I was lucky growing up. I spent most of my time in the country of a small cow town in Florida and was able to spend the weekends and summers with my dad in Ft. Lauderdale.. I was lucky enough to have both the country and the beach. The last 20yrs has gone downhill fast for South Florida and even my dad moved tot he Plant City,Fl area which is out in the country.. Now that we have picked up and moved to Montana, it is really out in the country and we love it..


----------



## PrepConsultant

The picture on the right is the view out of our side window.. Our closest neighbor is our friends place a few miles away. Besides them it is 30 miles one way and about 47 miles the other way to any other neighbors..


----------



## Seneca

Moved out of town 23 years ago. Not to prep it was because there were too many people too close together making entirely too much noise...


----------



## Tundra Dweller

Chipper said:


> You think just because you move out in the country NOW, that you will be welcome. You will stick out like a sore thumb cause we have lived here for years. We know each other, kids, parents and grand parents, friends and life long neighbors. The new guy with his new 5 acres and 50 friends from the city trespassing on the neighbors land won't last long.


Chipper is so right..

It takes years and longer to fit in.. Even a country boy moving from state to state.. Your the outsider for a long time..


----------



## Montana Rancher

Tundra Dweller said:


> Chipper is so right..
> 
> It takes years and longer to fit in.. Even a country boy moving from state to state.. Your the outsider for a long time..


I guess it depends on your prejudices

I have a Cailifornia couple living next to me (300 yards away) and they are probably my favorite neighbors even though they have only been here 6 years. They raise sheep, pigs, turkeys, chickens and have a bigger garden than me!

On the contrary my "natives" never work their land, never spray weeds, don't irrigate even though they have water rights, and only call me to bitch about current events or when the irrigation ditch washes out.

I can't count the times I've seen "natives" throwing beer cans out their windows while the "Californians" clean them up.

Local does not in my opinion mean always right, I will welcome anyone willing to pull their own weight!


----------



## Renec

Chip..you hurt my feelings!  i'm a city slicker turned cowboy!!! lol
Not all of us were lucky enough to have been born in the country..some of us were even born in the Big City!!! But,that doesn't mean we aren't as thoughtful,helpful and skilled as anyone else!
NYC to CT to AZ (Phoenix) and then even that got too crowded...and watching what goes on around you in the cities? Sheesh! Gotta be crazy to stick around (no offense Lucky Jim..btw,you amuse me to no end!! keep up the good work!!!).I can Fish with the best,hunt well enough to feed myself and several others and smart enough not to judge a book by it's cover.Honestly? I'm hoping folks with judge by deeds and not where you were born/came from.


----------



## HVU

Born and raised in the middle of nowhere


----------



## prepgirl

Renec said:


> Chip..you hurt my feelings!  i'm a city slicker turned cowboy!!! lol
> Not all of us were lucky enough to have been born in the country..some of us were even born in the Big City!!! But,that doesn't mean we aren't as thoughtful,helpful and skilled as anyone else!
> NYC to CT to AZ (Phoenix) and then even that got too crowded...and watching what goes on around you in the cities? Sheesh! Gotta be crazy to stick around (no offense Lucky Jim..btw,you amuse me to no end!! keep up the good work!!!).I can Fish with the best,hunt well enough to feed myself and several others and smart enough not to judge a book by it's cover.Honestly? I'm hoping folks with judge by deeds and not where you were born/came from.

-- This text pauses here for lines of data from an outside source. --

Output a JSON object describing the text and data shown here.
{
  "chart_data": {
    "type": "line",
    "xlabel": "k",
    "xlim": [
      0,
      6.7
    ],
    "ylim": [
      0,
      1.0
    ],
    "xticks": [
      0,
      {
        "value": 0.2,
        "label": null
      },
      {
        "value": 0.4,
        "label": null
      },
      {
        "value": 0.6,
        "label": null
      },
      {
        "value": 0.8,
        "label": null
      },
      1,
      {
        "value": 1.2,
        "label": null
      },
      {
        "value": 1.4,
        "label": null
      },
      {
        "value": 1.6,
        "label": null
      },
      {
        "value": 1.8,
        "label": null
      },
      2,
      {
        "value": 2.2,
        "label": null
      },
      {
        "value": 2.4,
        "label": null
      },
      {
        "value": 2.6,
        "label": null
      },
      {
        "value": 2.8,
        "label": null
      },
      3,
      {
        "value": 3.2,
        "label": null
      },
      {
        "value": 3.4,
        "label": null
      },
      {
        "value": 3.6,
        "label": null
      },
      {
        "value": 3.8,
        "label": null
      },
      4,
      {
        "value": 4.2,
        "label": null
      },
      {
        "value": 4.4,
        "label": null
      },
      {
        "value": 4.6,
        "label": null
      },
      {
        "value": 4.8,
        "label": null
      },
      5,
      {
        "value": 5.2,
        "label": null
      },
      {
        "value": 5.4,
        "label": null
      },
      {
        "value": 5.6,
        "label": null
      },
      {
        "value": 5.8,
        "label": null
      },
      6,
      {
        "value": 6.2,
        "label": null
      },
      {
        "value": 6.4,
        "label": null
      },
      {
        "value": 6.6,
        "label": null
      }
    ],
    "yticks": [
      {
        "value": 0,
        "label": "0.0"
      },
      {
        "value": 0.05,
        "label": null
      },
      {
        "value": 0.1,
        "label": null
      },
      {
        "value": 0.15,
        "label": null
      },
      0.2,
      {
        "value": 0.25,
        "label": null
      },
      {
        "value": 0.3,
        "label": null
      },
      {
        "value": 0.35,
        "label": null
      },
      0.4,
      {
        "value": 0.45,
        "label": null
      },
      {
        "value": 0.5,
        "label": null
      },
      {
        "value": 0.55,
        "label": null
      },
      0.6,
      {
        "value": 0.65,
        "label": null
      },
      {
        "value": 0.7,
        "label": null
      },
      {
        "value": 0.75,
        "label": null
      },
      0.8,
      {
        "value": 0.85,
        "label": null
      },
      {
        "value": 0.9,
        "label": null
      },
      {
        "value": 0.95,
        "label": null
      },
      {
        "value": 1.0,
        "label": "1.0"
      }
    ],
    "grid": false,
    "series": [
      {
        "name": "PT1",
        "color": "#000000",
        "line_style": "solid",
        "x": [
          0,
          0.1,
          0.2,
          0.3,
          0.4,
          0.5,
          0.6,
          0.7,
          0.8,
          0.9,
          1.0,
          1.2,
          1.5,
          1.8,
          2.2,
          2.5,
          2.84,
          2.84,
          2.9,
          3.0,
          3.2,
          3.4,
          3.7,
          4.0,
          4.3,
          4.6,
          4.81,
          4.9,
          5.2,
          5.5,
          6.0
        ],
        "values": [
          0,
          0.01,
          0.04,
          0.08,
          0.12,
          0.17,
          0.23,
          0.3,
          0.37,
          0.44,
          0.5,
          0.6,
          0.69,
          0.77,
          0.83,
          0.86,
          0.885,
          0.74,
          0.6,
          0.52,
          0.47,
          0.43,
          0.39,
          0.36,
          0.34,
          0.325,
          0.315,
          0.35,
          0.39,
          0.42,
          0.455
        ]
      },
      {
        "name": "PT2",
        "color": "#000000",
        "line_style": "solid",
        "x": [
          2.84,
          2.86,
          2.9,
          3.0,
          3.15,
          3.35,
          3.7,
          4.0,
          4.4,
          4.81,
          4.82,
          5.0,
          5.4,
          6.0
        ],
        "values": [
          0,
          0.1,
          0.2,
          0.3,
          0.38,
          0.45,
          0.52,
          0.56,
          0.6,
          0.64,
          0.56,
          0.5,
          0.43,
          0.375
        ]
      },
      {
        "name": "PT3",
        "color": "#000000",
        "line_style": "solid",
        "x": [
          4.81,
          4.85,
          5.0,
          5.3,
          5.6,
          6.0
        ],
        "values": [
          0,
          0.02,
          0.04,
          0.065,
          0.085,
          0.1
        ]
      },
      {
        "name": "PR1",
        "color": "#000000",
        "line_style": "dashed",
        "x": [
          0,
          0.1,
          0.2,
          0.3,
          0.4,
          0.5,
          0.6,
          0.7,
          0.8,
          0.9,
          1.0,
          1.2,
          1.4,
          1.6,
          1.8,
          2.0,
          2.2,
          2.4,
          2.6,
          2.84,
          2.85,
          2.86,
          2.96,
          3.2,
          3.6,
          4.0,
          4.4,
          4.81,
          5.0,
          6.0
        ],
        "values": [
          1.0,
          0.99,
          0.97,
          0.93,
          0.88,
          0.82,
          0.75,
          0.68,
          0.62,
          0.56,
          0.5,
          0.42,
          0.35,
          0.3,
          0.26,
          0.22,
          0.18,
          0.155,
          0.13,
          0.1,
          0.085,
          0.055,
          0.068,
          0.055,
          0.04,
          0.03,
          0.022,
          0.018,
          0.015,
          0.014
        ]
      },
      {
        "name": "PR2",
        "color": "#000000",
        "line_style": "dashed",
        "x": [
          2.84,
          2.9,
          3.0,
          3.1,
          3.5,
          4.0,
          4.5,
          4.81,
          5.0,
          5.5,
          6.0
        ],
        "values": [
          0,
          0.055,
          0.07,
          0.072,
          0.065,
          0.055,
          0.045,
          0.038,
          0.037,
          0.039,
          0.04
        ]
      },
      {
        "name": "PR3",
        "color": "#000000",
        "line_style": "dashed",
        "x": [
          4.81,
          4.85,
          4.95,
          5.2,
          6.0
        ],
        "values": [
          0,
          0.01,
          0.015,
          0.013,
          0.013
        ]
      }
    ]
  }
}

I agree. And you have no control where you were born and raised as a kid! And if that's the only life you've ever know, it's probably going to take something big to make you want to change that. I was born and raised in the country, and it would take something HUGE to make me move to the city. I'm no city person by any stretch of the imagination. It would probably take me quite a while to figure out how to survive.

Don't sweat it. You said what needed to be said in a respectful and graceful way. I applaud you, especially having done that in _this _forum! Hopefully those that need to get it did.


----------



## pastornator

Born on a Marine Corps base (have the birth defects to prove it -- Google camp lejune), moved back to the farm (Wisconsin dairy farm), move to a small town (<1000 pop), move to a rural setting in an unpopulated county -- grow our own food off grid -- move to a >1 million pop Kentucky metroplex, move back to a small village. Work mostly in big cities during that time no matter where I lived. Daily commutes of >40 miles typical.

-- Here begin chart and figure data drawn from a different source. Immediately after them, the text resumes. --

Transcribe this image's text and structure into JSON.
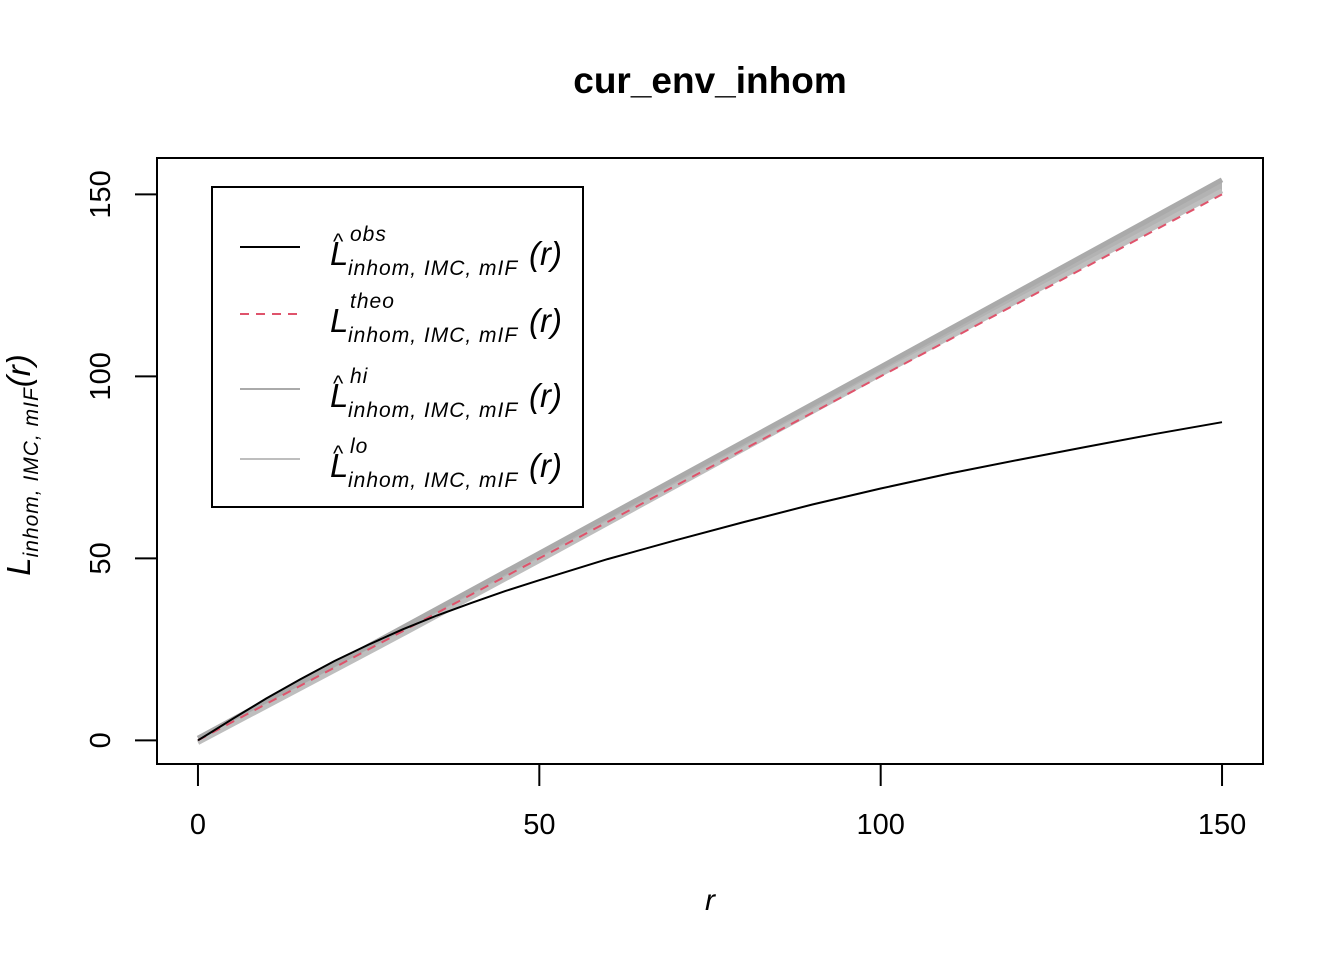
{
  "chart_data": {
    "type": "line",
    "title": "cur_env_inhom",
    "xlabel": "r",
    "ylabel": {
      "main": "L",
      "sub": "inhom, IMC, mIF",
      "suffix": "(r)"
    },
    "xlim": [
      -6,
      156
    ],
    "ylim": [
      -6.5,
      160
    ],
    "x_ticks": [
      0,
      50,
      100,
      150
    ],
    "y_ticks": [
      0,
      50,
      100,
      150
    ],
    "legend_position": "top-left",
    "series": [
      {
        "name": "obs",
        "legend": {
          "main": "L",
          "hat": "^",
          "sup": "obs",
          "sub": "inhom, IMC, mIF",
          "suffix": "(r)"
        },
        "color": "#000000",
        "style": "solid",
        "x": [
          0,
          2,
          5,
          10,
          15,
          20,
          25,
          30,
          35,
          40,
          45,
          50,
          60,
          70,
          80,
          90,
          100,
          110,
          120,
          130,
          140,
          150
        ],
        "y": [
          0,
          2.3,
          5.8,
          11.5,
          16.8,
          21.8,
          26.3,
          30.5,
          34.3,
          37.7,
          41,
          44,
          49.8,
          55,
          60,
          64.8,
          69.2,
          73.3,
          77,
          80.6,
          84.1,
          87.4
        ]
      },
      {
        "name": "theo",
        "legend": {
          "main": "L",
          "hat": "",
          "sup": "theo",
          "sub": "inhom, IMC, mIF",
          "suffix": "(r)"
        },
        "color": "#df536b",
        "style": "dashed",
        "x": [
          0,
          150
        ],
        "y": [
          0,
          150
        ]
      },
      {
        "name": "hi",
        "legend": {
          "main": "L",
          "hat": "^",
          "sup": "hi",
          "sub": "inhom, IMC, mIF",
          "suffix": "(r)"
        },
        "color": "#aaaaaa",
        "style": "solid",
        "x": [
          0,
          30,
          50,
          100,
          150
        ],
        "y": [
          0.6,
          31,
          51.4,
          102.6,
          154
        ]
      },
      {
        "name": "lo",
        "legend": {
          "main": "L",
          "hat": "^",
          "sup": "lo",
          "sub": "inhom, IMC, mIF",
          "suffix": "(r)"
        },
        "color": "#bebebe",
        "style": "solid",
        "x": [
          0,
          30,
          50,
          100,
          150
        ],
        "y": [
          -0.6,
          29.2,
          49.4,
          100.6,
          151
        ]
      }
    ]
  }
}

Farm is best, rural living second, small village next, then small town and finally, the devil can have his damned cities with their noise, water, air, light, and political pollution.

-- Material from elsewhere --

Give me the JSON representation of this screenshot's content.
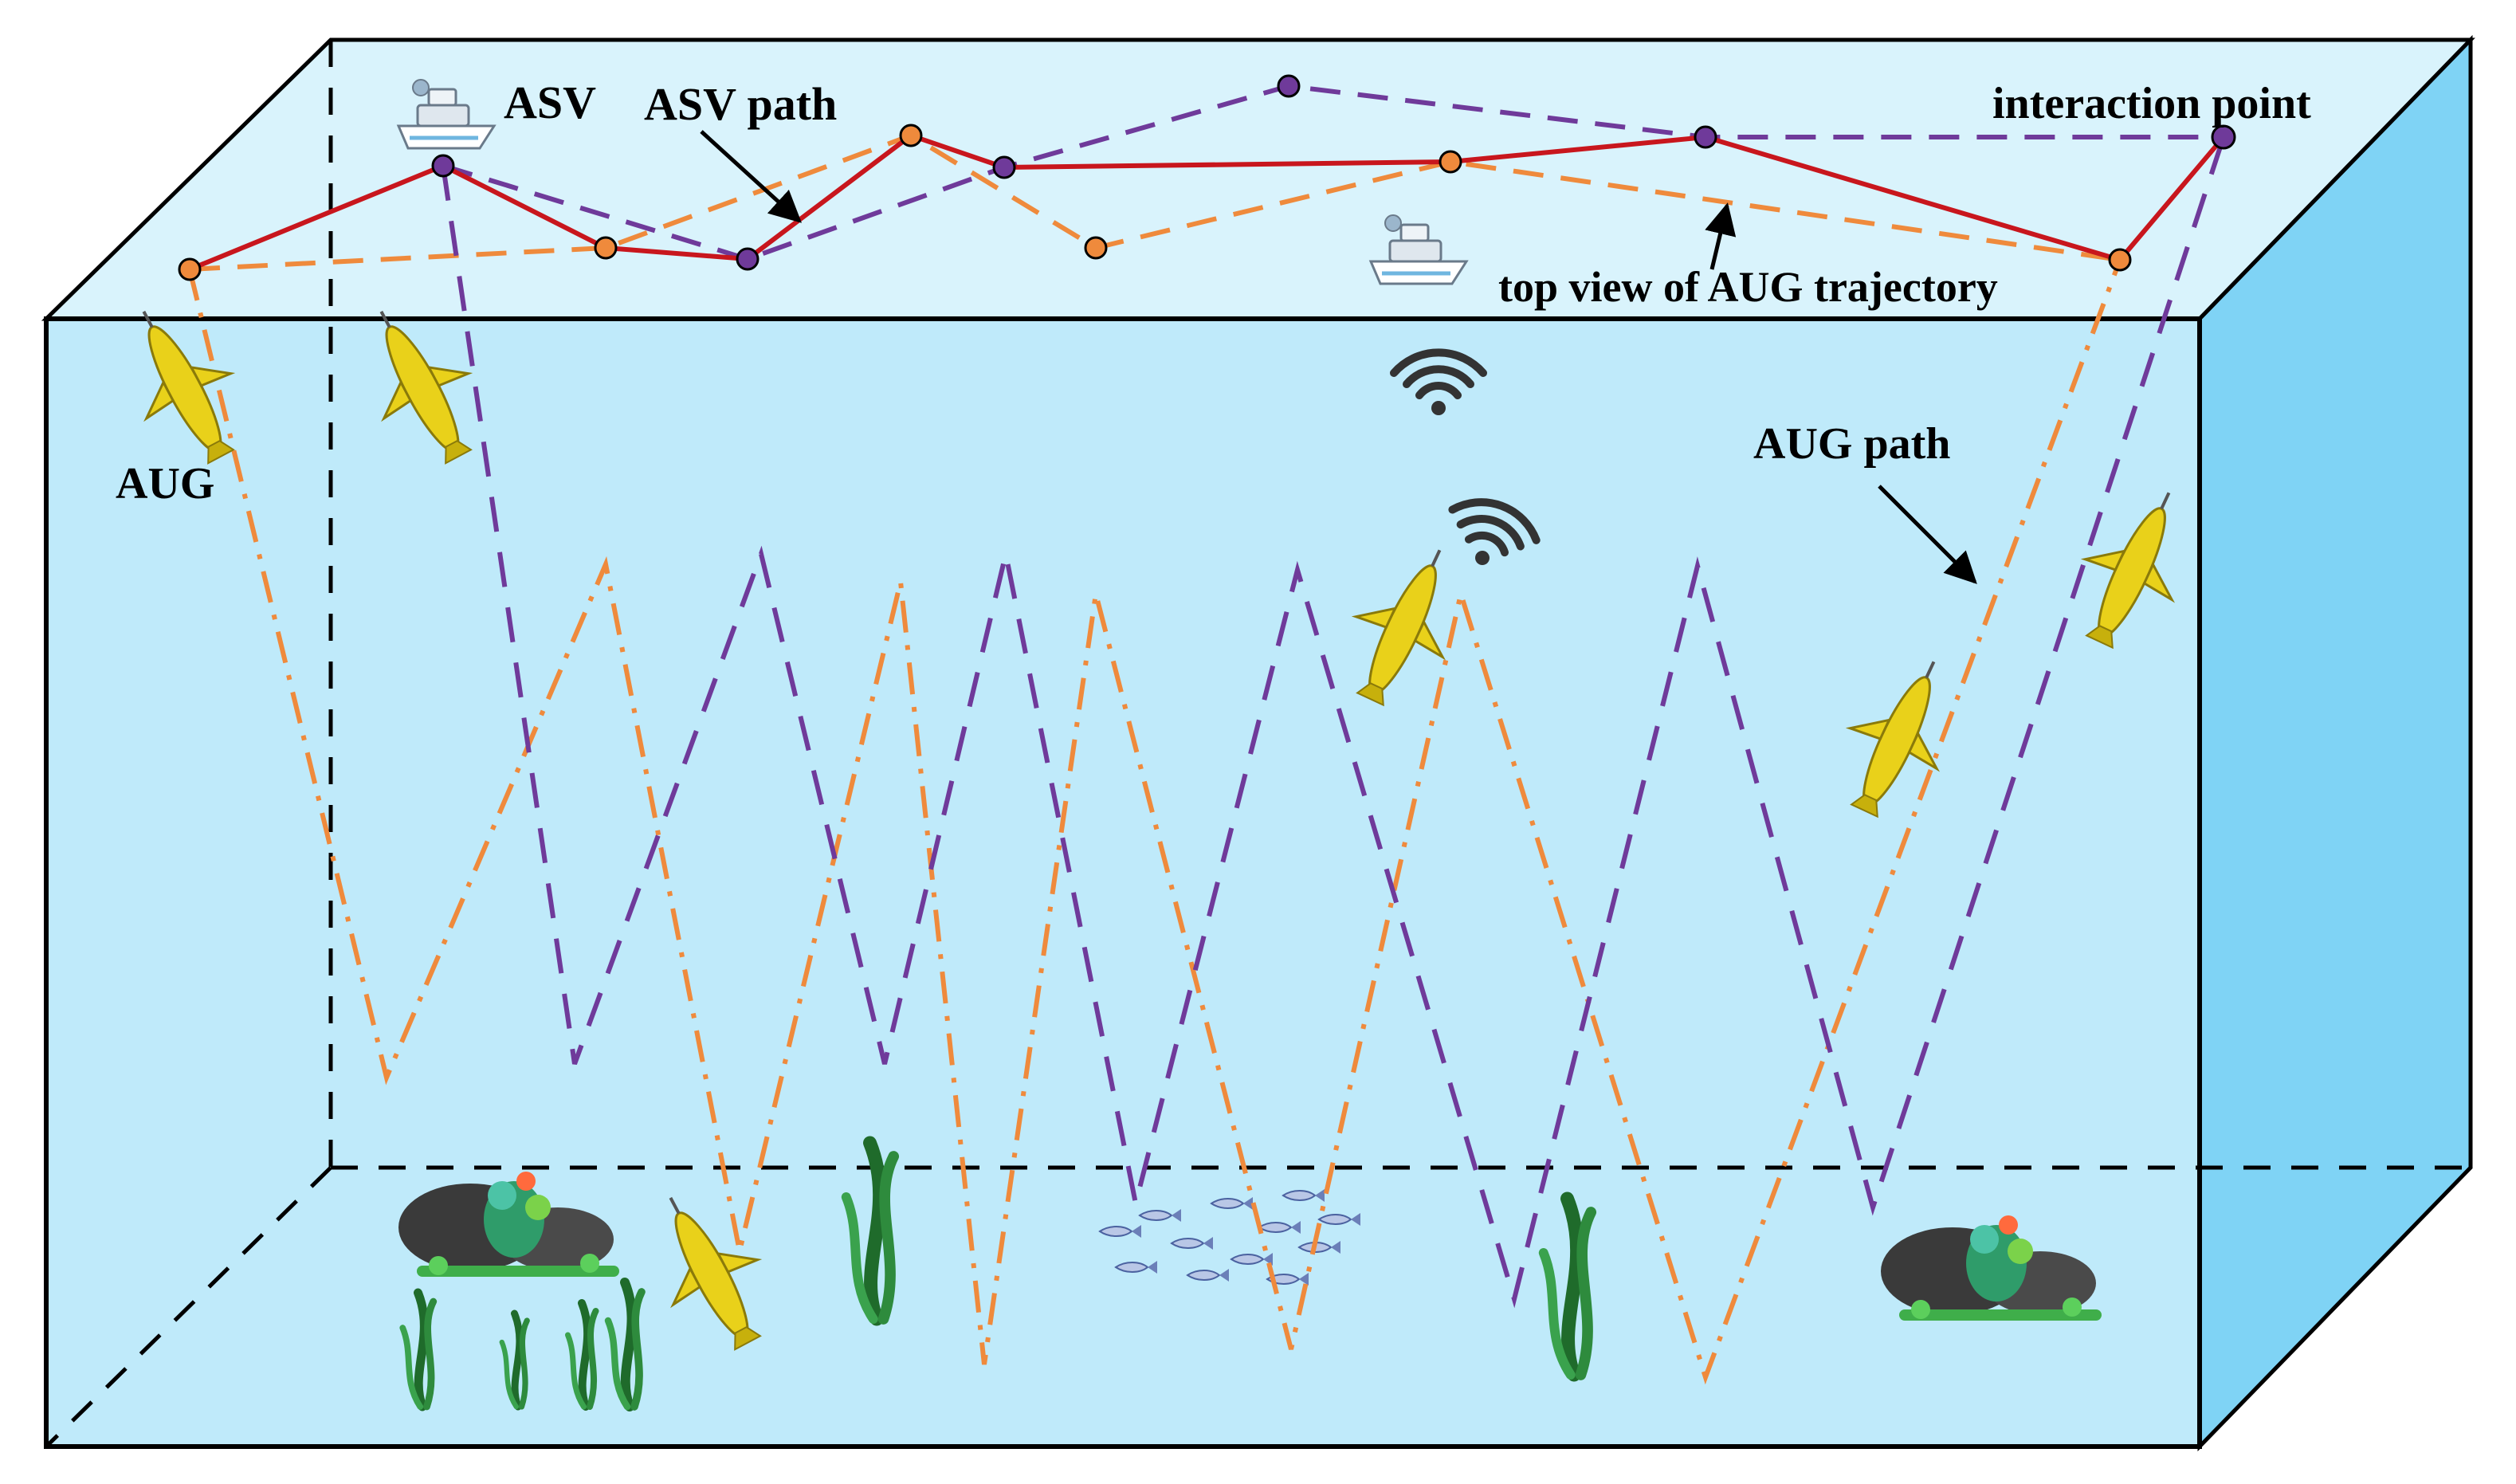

Finally back to a place where life can exist sustainably off grid even if we remain on grid for as long as possible. I actually like the fact that I cannot simply pick up the phone and order in food... Makes one be prepared at all times. As an example, we just did a small shopping day at Aldi ($73.00) and that was after a month of living from our stored food and whatever was growing to harvest or gather. No big deal, even had both sons, their wives, and the three grandkids for the 4th weekend. They bought beer (one lives in KY and can't get some good stuff) but we were fine and ate real well!


----------



## freezedry11

I also live in the city. I think even living in the city we can still practice prepping. There are urban prepping guides that you can follow to properly prep wile living the city. In a post from Disaster Survival Prep teaches some urban survival guides that are really worth learning. Here is the link to that post Urban Survival Guide Master the Basic Skills for Surviving Disaster

I hope it can help.


----------



## big al

for now I am tied to the city (for work) but plan to move way further out in 12-18 months time


----------



## Tundra Dweller

Montana Rancher said:


> I guess it depends on your prejudices
> 
> I have a Cailifornia couple living next to me (300 yards away) and they are probably my favorite neighbors even though they have only been here 6 years. They raise sheep, pigs, turkeys, chickens and have a bigger garden than me!
> 
> On the contrary my "natives" never work their land, never spray weeds, don't irrigate even though they have water rights, and only call me to bitch about current events or when the irrigation ditch washes out.
> 
> I can't count the times I've seen "natives" throwing beer cans out their windows while the "Californians" clean them up.
> 
> Local does not in my opinion mean always right, I will welcome anyone willing to pull their own weight!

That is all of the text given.